Without being prompted for anything other than an introduction, at least two Open Source Initiative board members expressed their wish that the OSI should become a membership-based organization.
It's almost as if they were in a hurry to get it out in the open although there is no consensus in favor of it yet. (Unlike the OSI, the Free Software Foundation already is membership-based.)
The fact that the OSI is not membership based allows the organization to make unpopular decisions on behalf of the whole "Open Source" trademark.
The OSI is willing to extend the olive branch to the likes of Microsoft, granting the benefit of the doubt, even while there is no doubt that Microsoft is actively attacking software freedom.
Likewise, Microsoft is willing to engage the OSI as well because they know the OSI is more receptive to Microsoft than the Free Software Foundation.
The other odd thing was how the woman who gave the introduction volunteered information about a new OSI board member from Africa.
She said the new board member was still feeling bruised after participating in OOXML process.
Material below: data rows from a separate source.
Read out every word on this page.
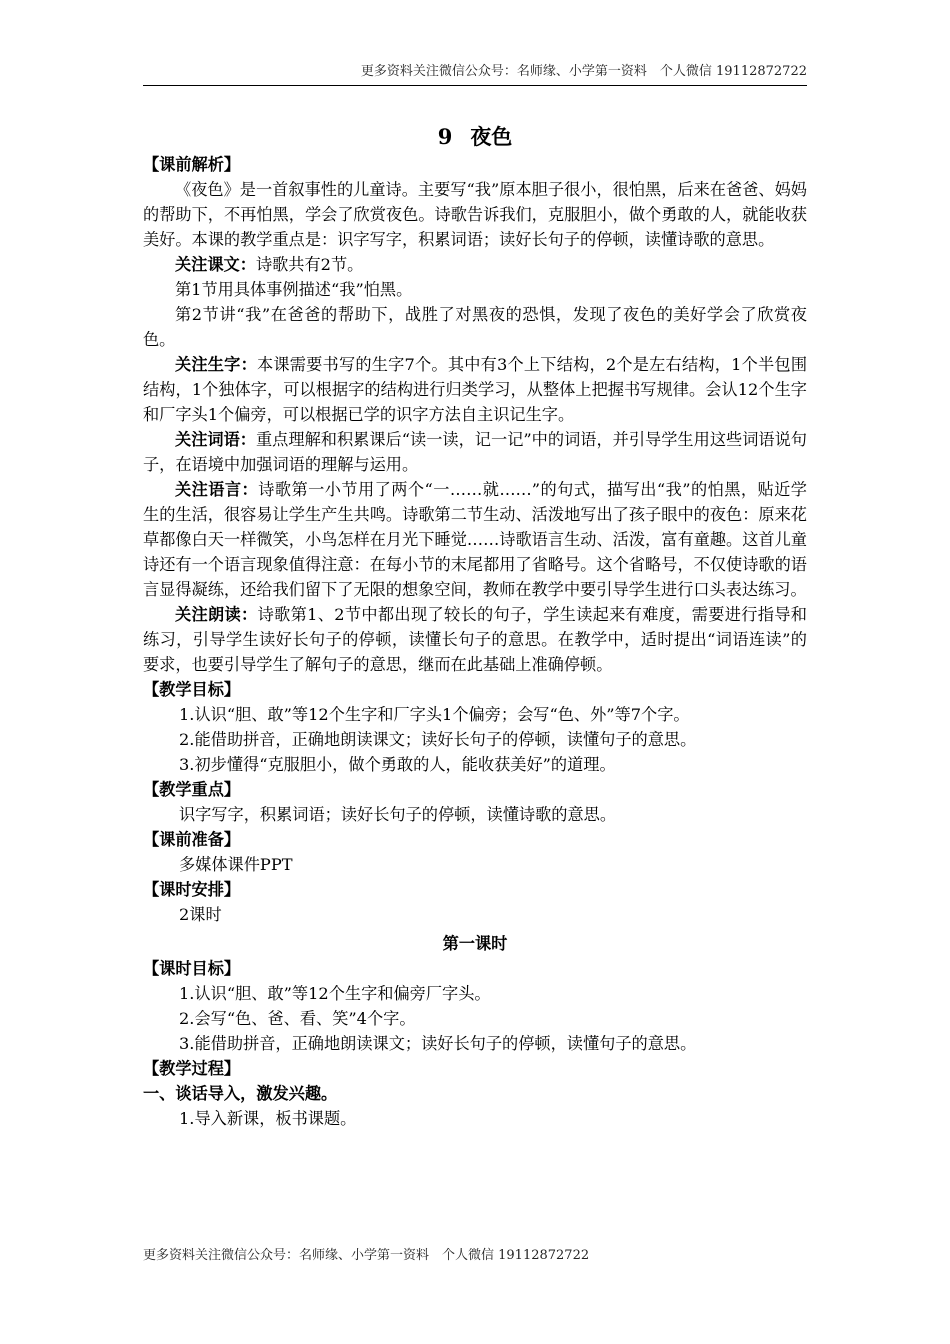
更多资料关注微信公众号：名师缘、小学第一资料　个人微信 19112872722
9 夜色

【课前解析】

《夜色》是一首叙事性的儿童诗。主要写“我”原本胆子很小，很怕黑，后来在爸爸、妈妈的帮助下，不再怕黑，学会了欣赏夜色。诗歌告诉我们，克服胆小，做个勇敢的人，就能收获美好。本课的教学重点是：识字写字，积累词语；读好长句子的停顿，读懂诗歌的意思。

关注课文：诗歌共有2节。

第1节用具体事例描述“我”怕黑。

第2节讲“我”在爸爸的帮助下，战胜了对黑夜的恐惧，发现了夜色的美好学会了欣赏夜色。

关注生字：本课需要书写的生字7个。其中有3个上下结构，2个是左右结构，1个半包围结构，1个独体字，可以根据字的结构进行归类学习，从整体上把握书写规律。会认12个生字和厂字头1个偏旁，可以根据已学的识字方法自主识记生字。

关注词语：重点理解和积累课后“读一读，记一记”中的词语，并引导学生用这些词语说句子，在语境中加强词语的理解与运用。

关注语言：诗歌第一小节用了两个“一……就……”的句式，描写出“我”的怕黑，贴近学生的生活，很容易让学生产生共鸣。诗歌第二节生动、活泼地写出了孩子眼中的夜色：原来花草都像白天一样微笑，小鸟怎样在月光下睡觉……诗歌语言生动、活泼，富有童趣。这首儿童诗还有一个语言现象值得注意：在每小节的末尾都用了省略号。这个省略号，不仅使诗歌的语言显得凝练，还给我们留下了无限的想象空间，教师在教学中要引导学生进行口头表达练习。

关注朗读：诗歌第1、2节中都出现了较长的句子，学生读起来有难度，需要进行指导和练习，引导学生读好长句子的停顿，读懂长句子的意思。在教学中，适时提出“词语连读”的要求，也要引导学生了解句子的意思，继而在此基础上准确停顿。

【教学目标】

1.认识“胆、敢”等12个生字和厂字头1个偏旁；会写“色、外”等7个字。

2.能借助拼音，正确地朗读课文；读好长句子的停顿，读懂句子的意思。

3.初步懂得“克服胆小，做个勇敢的人，能收获美好”的道理。

【教学重点】

识字写字，积累词语；读好长句子的停顿，读懂诗歌的意思。

【课前准备】

多媒体课件PPT

【课时安排】

2课时

第一课时

【课时目标】

1.认识“胆、敢”等12个生字和偏旁厂字头。

2.会写“色、爸、看、笑”4个字。

3.能借助拼音，正确地朗读课文；读好长句子的停顿，读懂句子的意思。

【教学过程】

一、谈话导入，激发兴趣。

1.导入新课，板书课题。

更多资料关注微信公众号：名师缘、小学第一资料　个人微信 19112872722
So, what does it take to gain a seat on the OSI board? I'm not sure, but apparently, advocacy for OOXML doesn't hurt your chances much.
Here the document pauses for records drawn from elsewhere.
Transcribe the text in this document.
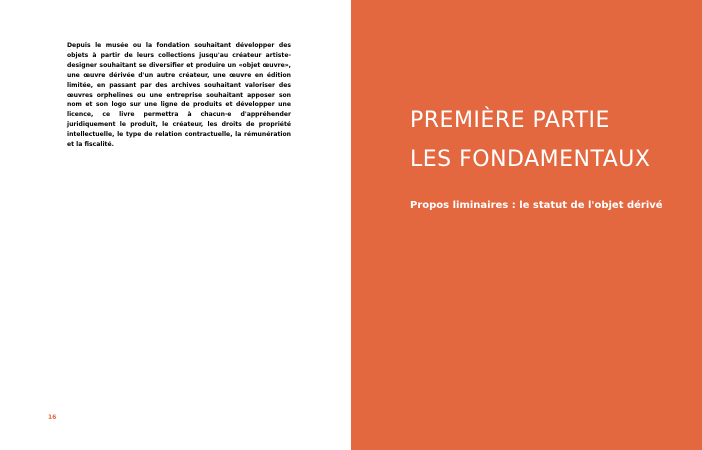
Depuis le musée ou la fondation souhaitant développer des objets à partir de leurs collections jusqu'au créateur artiste-designer souhaitant se diversifier et produire un «objet œuvre», une œuvre dérivée d'un autre créateur, une œuvre en édition limitée, en passant par des archives souhaitant valoriser des œuvres orphelines ou une entreprise souhaitant apposer son nom et son logo sur une ligne de produits et développer une licence, ce livre permettra à chacun·e d'appréhender juridiquement le produit, le créateur, les droits de propriété intellectuelle, le type de relation contractuelle, la rémunération et la fiscalité.

16
PREMIÈRE PARTIE
LES FONDAMENTAUX

Propos liminaires : le statut de l'objet dérivé
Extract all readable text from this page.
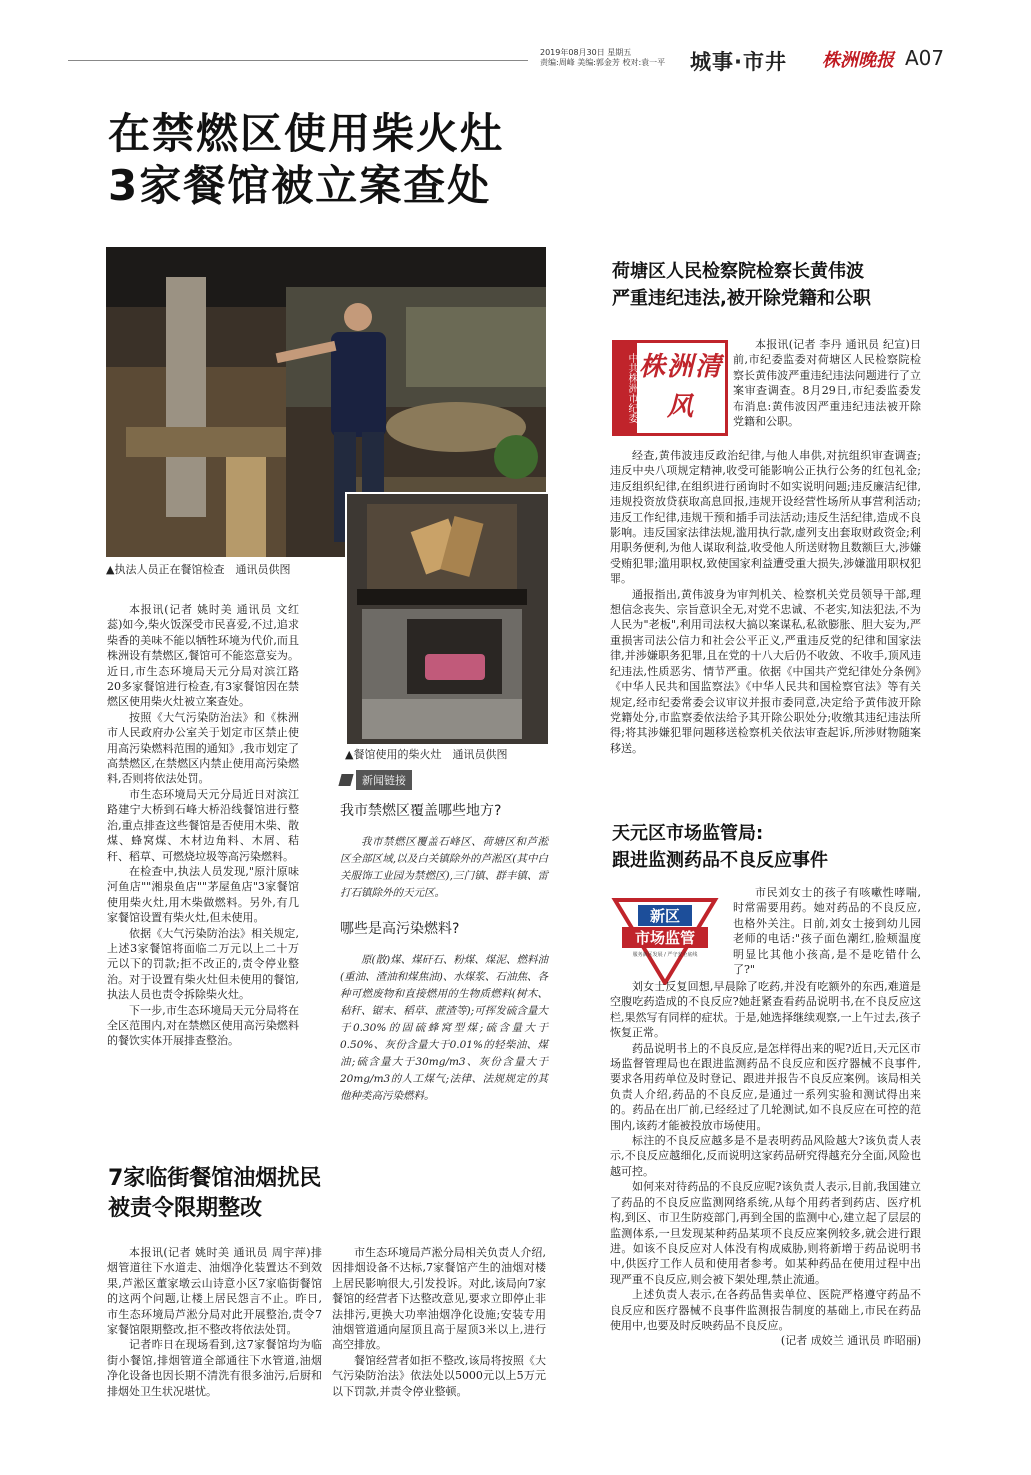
2019年08月30日 星期五
责编:周峰 美编:郭金芳 校对:袁一平	城事·市井 株洲晚报 A07
在禁燃区使用柴火灶
3家餐馆被立案查处
▲执法人员正在餐馆检查　通讯员供图
▲餐馆使用的柴火灶　通讯员供图

本报讯(记者 姚时美 通讯员 文红蕊)如今,柴火饭深受市民喜爱,不过,追求柴香的美味不能以牺牲环境为代价,而且株洲设有禁燃区,餐馆可不能恣意妄为。近日,市生态环境局天元分局对滨江路20多家餐馆进行检查,有3家餐馆因在禁燃区使用柴火灶被立案查处。

按照《大气污染防治法》和《株洲市人民政府办公室关于划定市区禁止使用高污染燃料范围的通知》,我市划定了高禁燃区,在禁燃区内禁止使用高污染燃料,否则将依法处罚。

市生态环境局天元分局近日对滨江路建宁大桥到石峰大桥沿线餐馆进行整治,重点排查这些餐馆是否使用木柴、散煤、蜂窝煤、木材边角料、木屑、秸秆、稻草、可燃烧垃圾等高污染燃料。

在检查中,执法人员发现,"原汁原味河鱼店""湘泉鱼店""茅屋鱼店"3家餐馆使用柴火灶,用木柴做燃料。另外,有几家餐馆设置有柴火灶,但未使用。

依据《大气污染防治法》相关规定,上述3家餐馆将面临二万元以上二十万元以下的罚款;拒不改正的,责令停业整治。对于设置有柴火灶但未使用的餐馆,执法人员也责令拆除柴火灶。

下一步,市生态环境局天元分局将在全区范围内,对在禁燃区使用高污染燃料的餐饮实体开展排查整治。

新闻链接
我市禁燃区覆盖哪些地方?

我市禁燃区覆盖石峰区、荷塘区和芦淞区全部区域,以及白关镇除外的芦淞区(其中白关服饰工业园为禁燃区),三门镇、群丰镇、雷打石镇除外的天元区。

哪些是高污染燃料?

原(散)煤、煤矸石、粉煤、煤泥、燃料油(重油、渣油和煤焦油)、水煤浆、石油焦、各种可燃废物和直接燃用的生物质燃料(树木、秸秆、锯末、稻草、蔗渣等);可挥发硫含量大于0.30%的固硫蜂窝型煤;硫含量大于0.50%、灰份含量大于0.01%的轻柴油、煤油;硫含量大于30mg/m3、灰份含量大于20mg/m3的人工煤气;法律、法规规定的其他种类高污染燃料。

7家临街餐馆油烟扰民
被责令限期整改

本报讯(记者 姚时美 通讯员 周宇萍)排烟管道往下水道走、油烟净化装置达不到效果,芦淞区董家墩云山诗意小区7家临街餐馆的这两个问题,让楼上居民怨言不止。昨日,市生态环境局芦淞分局对此开展整治,责令7家餐馆限期整改,拒不整改将依法处罚。

记者昨日在现场看到,这7家餐馆均为临街小餐馆,排烟管道全部通往下水管道,油烟净化设备也因长期不清洗有很多油污,后厨和排烟处卫生状况堪忧。

市生态环境局芦淞分局相关负责人介绍,因排烟设备不达标,7家餐馆产生的油烟对楼上居民影响很大,引发投诉。对此,该局向7家餐馆的经营者下达整改意见,要求立即停止非法排污,更换大功率油烟净化设施;安装专用油烟管道通向屋顶且高于屋顶3米以上,进行高空排放。

餐馆经营者如拒不整改,该局将按照《大气污染防治法》依法处以5000元以上5万元以下罚款,并责令停业整顿。

荷塘区人民检察院检察长黄伟波
严重违纪违法,被开除党籍和公职
中共株洲市纪委 株洲清风

本报讯(记者 李丹 通讯员 纪宣)日前,市纪委监委对荷塘区人民检察院检察长黄伟波严重违纪违法问题进行了立案审查调查。8月29日,市纪委监委发布消息:黄伟波因严重违纪违法被开除党籍和公职。

经查,黄伟波违反政治纪律,与他人串供,对抗组织审查调查;违反中央八项规定精神,收受可能影响公正执行公务的红包礼金;违反组织纪律,在组织进行函询时不如实说明问题;违反廉洁纪律,违规投资放贷获取高息回报,违规开设经营性场所从事营利活动;违反工作纪律,违规干预和插手司法活动;违反生活纪律,造成不良影响。违反国家法律法规,滥用执行款,虚列支出套取财政资金;利用职务便利,为他人谋取利益,收受他人所送财物且数额巨大,涉嫌受贿犯罪;滥用职权,致使国家利益遭受重大损失,涉嫌滥用职权犯罪。

通报指出,黄伟波身为审判机关、检察机关党员领导干部,理想信念丧失、宗旨意识全无,对党不忠诚、不老实,知法犯法,不为人民为"老板",利用司法权大搞以案谋私,私欲膨胀、胆大妄为,严重损害司法公信力和社会公平正义,严重违反党的纪律和国家法律,并涉嫌职务犯罪,且在党的十八大后仍不收敛、不收手,顶风违纪违法,性质恶劣、情节严重。依据《中国共产党纪律处分条例》《中华人民共和国监察法》《中华人民共和国检察官法》等有关规定,经市纪委常委会议审议并报市委同意,决定给予黄伟波开除党籍处分,市监察委依法给予其开除公职处分;收缴其违纪违法所得;将其涉嫌犯罪问题移送检察机关依法审查起诉,所涉财物随案移送。

天元区市场监管局:
跟进监测药品不良反应事件
新区
市场监管
服务新区发展 / 严守安全底线

市民刘女士的孩子有咳嗽性哮喘,时常需要用药。她对药品的不良反应,也格外关注。日前,刘女士接到幼儿园老师的电话:"孩子面色潮红,脸颊温度明显比其他小孩高,是不是吃错什么了?"

刘女士反复回想,早晨除了吃药,并没有吃额外的东西,难道是空腹吃药造成的不良反应?她赶紧查看药品说明书,在不良反应这栏,果然写有同样的症状。于是,她选择继续观察,一上午过去,孩子恢复正常。

药品说明书上的不良反应,是怎样得出来的呢?近日,天元区市场监督管理局也在跟进监测药品不良反应和医疗器械不良事件,要求各用药单位及时登记、跟进并报告不良反应案例。该局相关负责人介绍,药品的不良反应,是通过一系列实验和测试得出来的。药品在出厂前,已经经过了几轮测试,如不良反应在可控的范围内,该药才能被投放市场使用。

标注的不良反应越多是不是表明药品风险越大?该负责人表示,不良反应越细化,反而说明这家药品研究得越充分全面,风险也越可控。

如何来对待药品的不良反应呢?该负责人表示,目前,我国建立了药品的不良反应监测网络系统,从每个用药者到药店、医疗机构,到区、市卫生防疫部门,再到全国的监测中心,建立起了层层的监测体系,一旦发现某种药品某项不良反应案例较多,就会进行跟进。如该不良反应对人体没有构成威胁,则将新增于药品说明书中,供医疗工作人员和使用者参考。如某种药品在使用过程中出现严重不良反应,则会被下架处理,禁止流通。

上述负责人表示,在各药品售卖单位、医院严格遵守药品不良反应和医疗器械不良事件监测报告制度的基础上,市民在药品使用中,也要及时反映药品不良反应。

(记者 成姣兰 通讯员 昨昭丽)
What was most strange to me was watching one OSI board member taking the liberty of mentioning another board member's bruised feelings to a camera, unsolicited.
I thought the Open Source brand was supposed to be more presentable, formal, media-savvy, on message, and polished than the FSF. That's not what this video conveyed.
It's all a bit odd and confusing, which doesn't surprise me, considering the cognitive dissonance the OSI was founded upon.